So is it possible for Mitalipov to do the right thing? As mentioned above, the new data is consistent with the genetic correction, Jasin wrote in an email. However, she said that Mitalipovs own response shows how difficult this research is.
When his team could not detect the parents allele, one of his embryos showed allele dropout. Not sure if there is no genetic correction for gene homologous recombination in all embryos, some embryos, or in the most extreme cases, adds Jasin.
Everyone, including Mitalipov, said that more research is needed to determine. It doesnt matter to him; he knows that people have a lot of concerns about what he said. If his method does work, then it only applies to embryos with a wild-type copy of the gene, on the one hand, there must be a wild-type gene version to replicate the cells.
But more importantly, new ideas require time and work to penetrate into one area. There is dogma, especially in biology, Mitalipov said. We just accepted our findings, calling it an unknown but powerful repair pathway in human embryos.
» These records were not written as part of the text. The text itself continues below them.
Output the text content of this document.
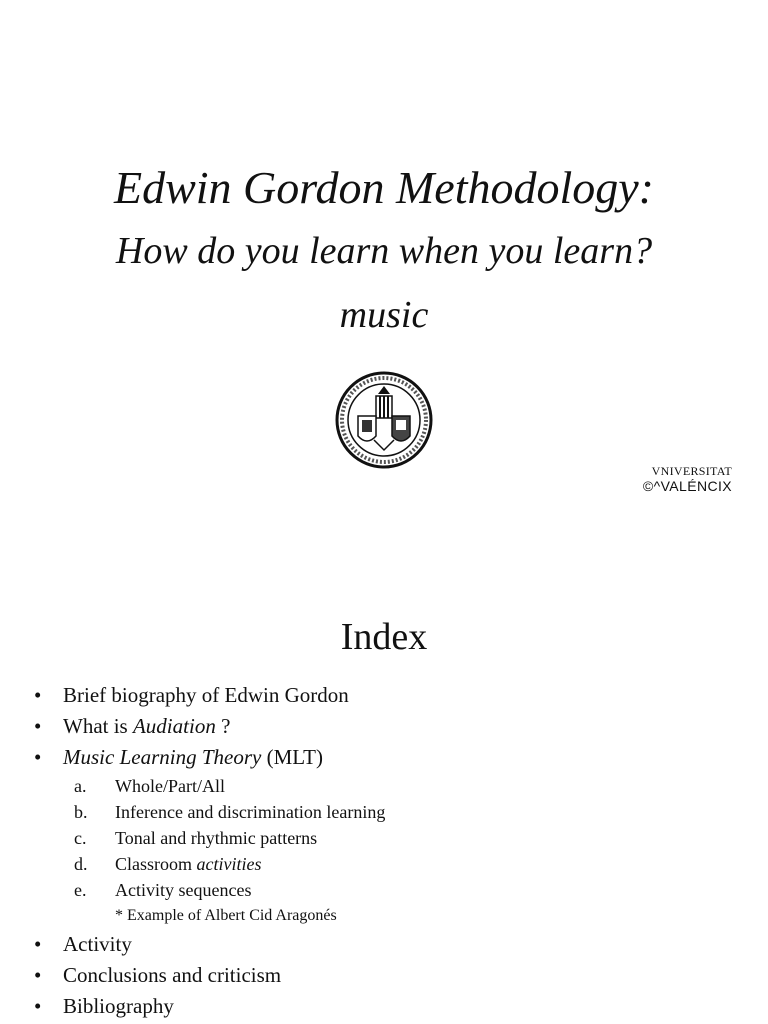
Edwin Gordon Methodology:
How do you learn when you learn?
music
VNIVERSITAT
©^VALÉNCIX
Index
•	Brief biography of Edwin Gordon
•	What is Audiation ?
•	Music Learning Theory (MLT)
a. Whole/Part/All
b. Inference and discrimination learning
c. Tonal and rhythmic patterns
d. Classroom activities
e. Activity sequences
* Example of Albert Cid Aragonés
•	Activity
•	Conclusions and criticism
•	Bibliography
This dogma definitely takes time to make way for this approach. Mitalipovs team has strengthened their case to some extent, Knoepfler said. Maybe this points to the direction we fundamentally understand the new mechanism in early human embryos, but it is also possible that we will treat this completely differently a year later. Either way, for something going to the clinic, its my performance must exceed 70%. This means its time to do more work in the lab.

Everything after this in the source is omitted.